Practical questions

Q – How much does it cost to get in?

Entry is free! However, a $5 donation is suggested to help with event fees.

Q – Is there parking nearby?

Yes! There is paid parking at the Verdun Auditorium and street parking nearby. Drummers and vendors will have access to free parking. Parking attendants will direct you to the right place when you arrive.

Q – Is the location accessible by public transit?

Yes! The Verdun Auditorium is near the de l’Église metro station.

Q – Is the venue wheelchair accessible?

According to a member of the Verdun auditorium staff, the auditorium is in transition and waiting for renovations to make it more accessible to wheelchair users. So at the moment, entry is difficult. However, there are personnel on location to make sure that wheelchair users, for example, are able to enter and find a location, either in the hockey player’s box or on the arena itself. They will also help with bathroom access when required.

Dancers

Q – Where and when do I sign up?

No registration is required for dancers this year. Simply pay attention to the emcee to know when different dance categories happen.
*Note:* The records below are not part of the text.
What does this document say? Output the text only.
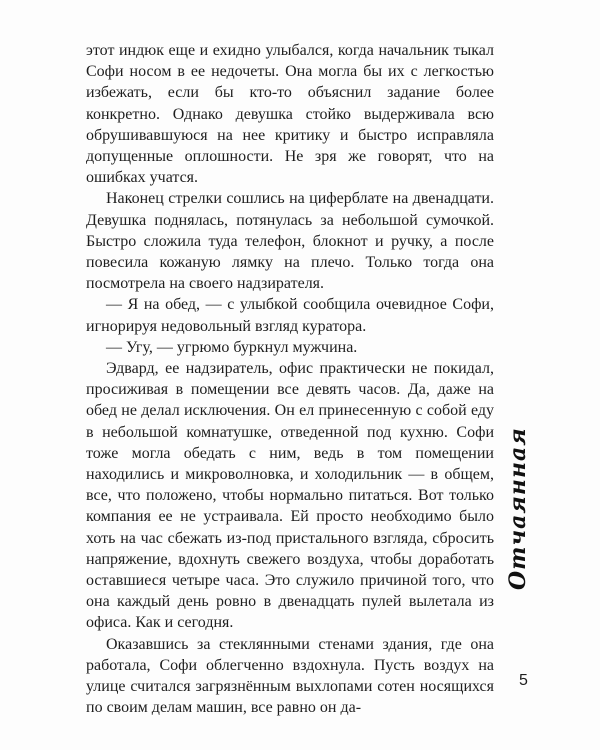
этот индюк еще и ехидно улыбался, когда начальник тыкал Софи носом в ее недочеты. Она могла бы их с легкостью избежать, если бы кто-то объяснил задание более конкретно. Однако девушка стойко выдерживала всю обрушивавшуюся на нее критику и быстро исправляла допущенные оплошности. Не зря же говорят, что на ошибках учатся.

Наконец стрелки сошлись на циферблате на двенадцати. Девушка поднялась, потянулась за небольшой сумочкой. Быстро сложила туда телефон, блокнот и ручку, а после повесила кожаную лямку на плечо. Только тогда она посмотрела на своего надзирателя.

— Я на обед, — с улыбкой сообщила очевидное Софи, игнорируя недовольный взгляд куратора.

— Угу, — угрюмо буркнул мужчина.

Эдвард, ее надзиратель, офис практически не покидал, просиживая в помещении все девять часов. Да, даже на обед не делал исключения. Он ел принесенную с собой еду в небольшой комнатушке, отведенной под кухню. Софи тоже могла обедать с ним, ведь в том помещении находились и микроволновка, и холодильник — в общем, все, что положено, чтобы нормально питаться. Вот только компания ее не устраивала. Ей просто необходимо было хоть на час сбежать из-под пристального взгляда, сбросить напряжение, вдохнуть свежего воздуха, чтобы доработать оставшиеся четыре часа. Это служило причиной того, что она каждый день ровно в двенадцать пулей вылетала из офиса. Как и сегодня.

Оказавшись за стеклянными стенами здания, где она работала, Софи облегченно вздохнула. Пусть воздух на улице считался загрязнённым выхлопами сотен носящихся по своим делам машин, все равно он да-

Отчаянная
5
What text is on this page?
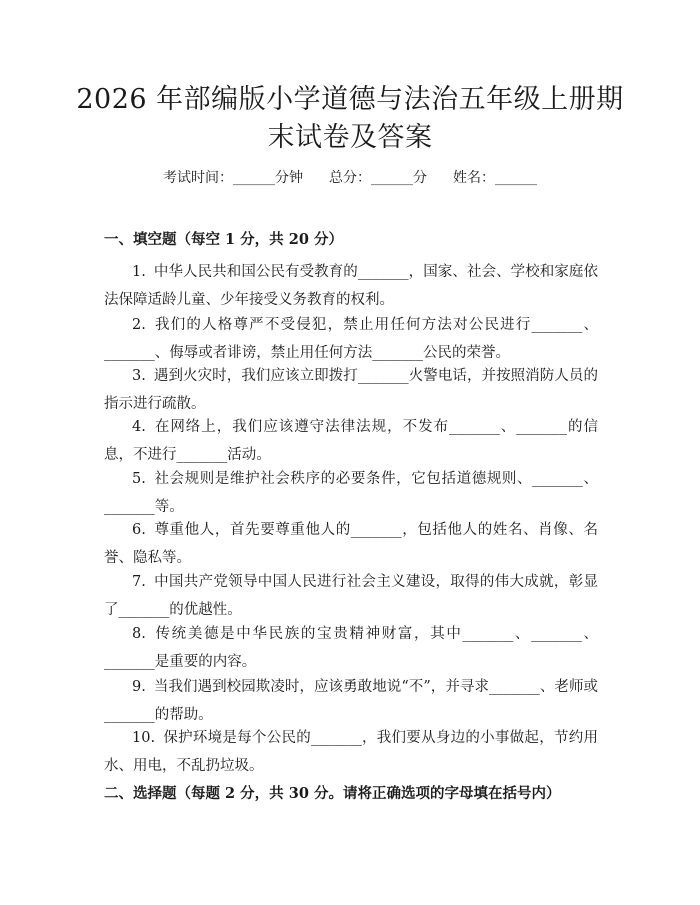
2026 年部编版小学道德与法治五年级上册期
末试卷及答案
考试时间：______分钟 总分：______分 姓名：______

一、填空题（每空 1 分，共 20 分）

1. 中华人民共和国公民有受教育的_______，国家、社会、学校和家庭依法保障适龄儿童、少年接受义务教育的权利。

2. 我们的人格尊严不受侵犯，禁止用任何方法对公民进行_______、_______、侮辱或者诽谤，禁止用任何方法_______公民的荣誉。

3. 遇到火灾时，我们应该立即拨打_______火警电话，并按照消防人员的指示进行疏散。

4. 在网络上，我们应该遵守法律法规，不发布_______、_______的信息，不进行_______活动。

5. 社会规则是维护社会秩序的必要条件，它包括道德规则、_______、_______等。

6. 尊重他人，首先要尊重他人的_______，包括他人的姓名、肖像、名誉、隐私等。

7. 中国共产党领导中国人民进行社会主义建设，取得的伟大成就，彰显了_______的优越性。

8. 传统美德是中华民族的宝贵精神财富，其中_______、_______、_______是重要的内容。

9. 当我们遇到校园欺凌时，应该勇敢地说“不”，并寻求_______、老师或_______的帮助。

10. 保护环境是每个公民的_______，我们要从身边的小事做起，节约用水、用电，不乱扔垃圾。

二、选择题（每题 2 分，共 30 分。请将正确选项的字母填在括号内）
Q – Will there be a place to change?

Yes. Dancers will have access to the hockey player’s changing rooms in the auditorium.

Vendors

Q – How much does it cost for a vending table?

Please write to infopowwowmtl@gmail.com. We will get back to you with a form and all the information.

General public

Q – What is a Pow Wow?

See this page for information on Pow Wows.

Q – What do people do at a Pow Wow?

Members of the general public generally enjoy watching the Pow Wow dancers, visiting vendors’ booths to support Indigenous artisans, buying some food from the food vendors, and even dancing during the inter-tribal dances! There are sometimes fun contests called “spot dances” during inter-tribals. Listen to the emcee to know what is happening at all times!

Q – What should I bring?

Since the Pow Wow is held indoors this year, and there is seating included in the arena stands, you don’t need to worry about most of the things you would normally have to think about! We suggest you bring whatever you would bring to an all-day event where you may get the chance to dance:

  • a water bottle,
  • cash for craft and food vendors (they don’t usually take debit),
  • food if you have dietary restrictions that might mean you will be unable to eat food that is available from the vendors that are on location,
  • cash (bills or change) for blanket dances done to collect funds
  • comfortable shoes.

Q – I’m non-Indigenous. Can I still attend?

Absolutely! Everyone is welcome!

Q – I’m worried that I will do something offensive. What are the rules?

There are a few things you should keep in mind. If you pay careful attention to what the emcee says during the event, you should be fine. Here are a few important things to remember.

  1. What dancers wear is called regalia, not costumes. Elements of one’s regalia are sacred. Please do not touch a dancer’s regalia or take pictures without permission.
  2. During certain portions of the Pow Wow, attendees are expected to stand, take off their hats, and to not take pictures or video. The emcee will inform you of this.
  3. Seats are set aside for Elders and people with mobility restrictions. Please respect this and do not use these seats if you do not need them.

There is more information on Pow Wow protocol here.

Q – Can I bring children?

Yes! Many children enjoy Pow Wows! We only ask that you keep an eye on them as young children don’t always understand the protocol and tend to run into the dance arena when they are not supposed to.

Q – Can I bring pets?

Unfortunately, we cannot allow animals on the premises. Exceptions are made for dogs that are working as assistants to People with Disabilities.

Q – Is this like the tam tams on Mont Royal? Can I bring my djembe?

No, this is very different. Only Pow Wow drums are played at a Pow Wow and only invited Pow Wow drumming groups perform.